閆德彰自小就聽說師祖鎮海真人留下了兩件寶貝,傳到了他師叔手裏。可閆顯月活著的時候從來沒跟師弟提起過這事,自然也輪不到他這當兒子的張嘴。閆德彰自打懂事,就眼看著父親每日裏被紅衛兵、造反派輪番批鬥,乃至慘死在批鬥會當場,在童年的心裏留下來巨大的陰影,變得是性格古怪孤僻。
文革結束之後民間信神鬼之事的人日見增多,閆德彰憑借著父親留下的手藝總是偷偷的幫別人抓鬼驅魔。那年頭不講花錢雇人,但是他幫了人家忙之後別人總是拿大米白麵點心罐頭謝他,倒也落得吃喝不愁。可他吧嗒吧嗒嘴越想越不是味兒,心說師爺留下的寶貝憑啥就你老陳家一家霸著?兩代人都有心願未曾真正了結,我得不著寶貝,這道術始終無法達到鎮海真人的境界,今後怎麽去幹大事?
想來想去越想越憋屈,就和海叔較上了勁,倆人從二十幾歲開始為了鎮海遺寶爭鬥不休。可還真別說,倆人打架歸打架,還都不曾忘記自己是鎮海門中的門人弟子,也曾聯手數次鎮壓日軍亡魂。

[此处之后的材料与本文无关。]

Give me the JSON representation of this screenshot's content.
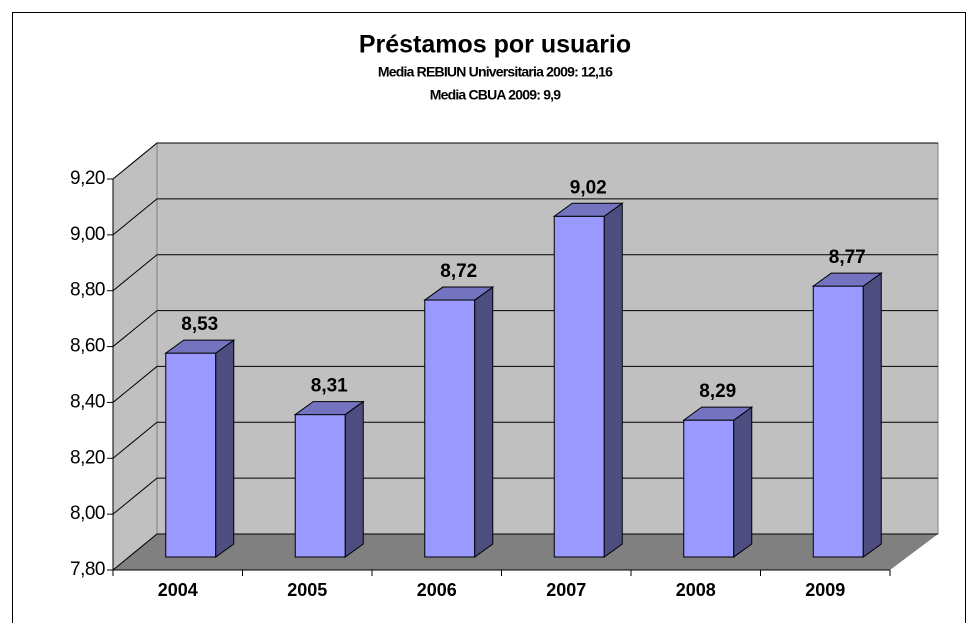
{
  "chart_data": {
    "type": "bar3d",
    "title": "Préstamos por usuario",
    "subtitle": [
      "Media REBIUN Universitaria 2009: 12,16",
      "Media CBUA 2009: 9,9"
    ],
    "categories": [
      "2004",
      "2005",
      "2006",
      "2007",
      "2008",
      "2009"
    ],
    "values": [
      8.53,
      8.31,
      8.72,
      9.02,
      8.29,
      8.77
    ],
    "value_labels": [
      "8,53",
      "8,31",
      "8,72",
      "9,02",
      "8,29",
      "8,77"
    ],
    "color": "#9999ff",
    "ylim": [
      7.8,
      9.2
    ],
    "yticks": [
      {
        "value": 7.8,
        "label": "7,80"
      },
      {
        "value": 8.0,
        "label": "8,00"
      },
      {
        "value": 8.2,
        "label": "8,20"
      },
      {
        "value": 8.4,
        "label": "8,40"
      },
      {
        "value": 8.6,
        "label": "8,60"
      },
      {
        "value": 8.8,
        "label": "8,80"
      },
      {
        "value": 9.0,
        "label": "9,00"
      },
      {
        "value": 9.2,
        "label": "9,20"
      }
    ],
    "grid": true
  }
}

他倆合作的次數一多,閆德彰眼見著陳達海這兩下子不見得比自己高明,心下也暗自奇怪,心說難不成這寶貝不在陳達海手裏?他要是手握祖師爺的遺物,怎能隻有這兩下子?可他的性格十分偏執,再想想一定是這姓陳的小子資質愚鈍,學不到祖師爺道法的精髓。這要是寶貝到了我的手裏,我一定能使鎮海一門發揚光大。他越這麽想心裏越癢癢,越癢癢就越找海叔打架,海叔也是被煩的無計可施。
誰料想無事家中坐禍從天上來,那一年東三省忽然間鬼氣大盛命案頻發,日軍亡魂不知怎麽的又從陰間湧了出來。東北人最信奉的就是出馬仙跳大神,可那幾家地頭蛇草頭仙都是以占卜治病為業,怎鬥得過數萬陰兵?閆德彰和海叔謹記父輩遺命,四下裏擺道場做法事忙得不可開交。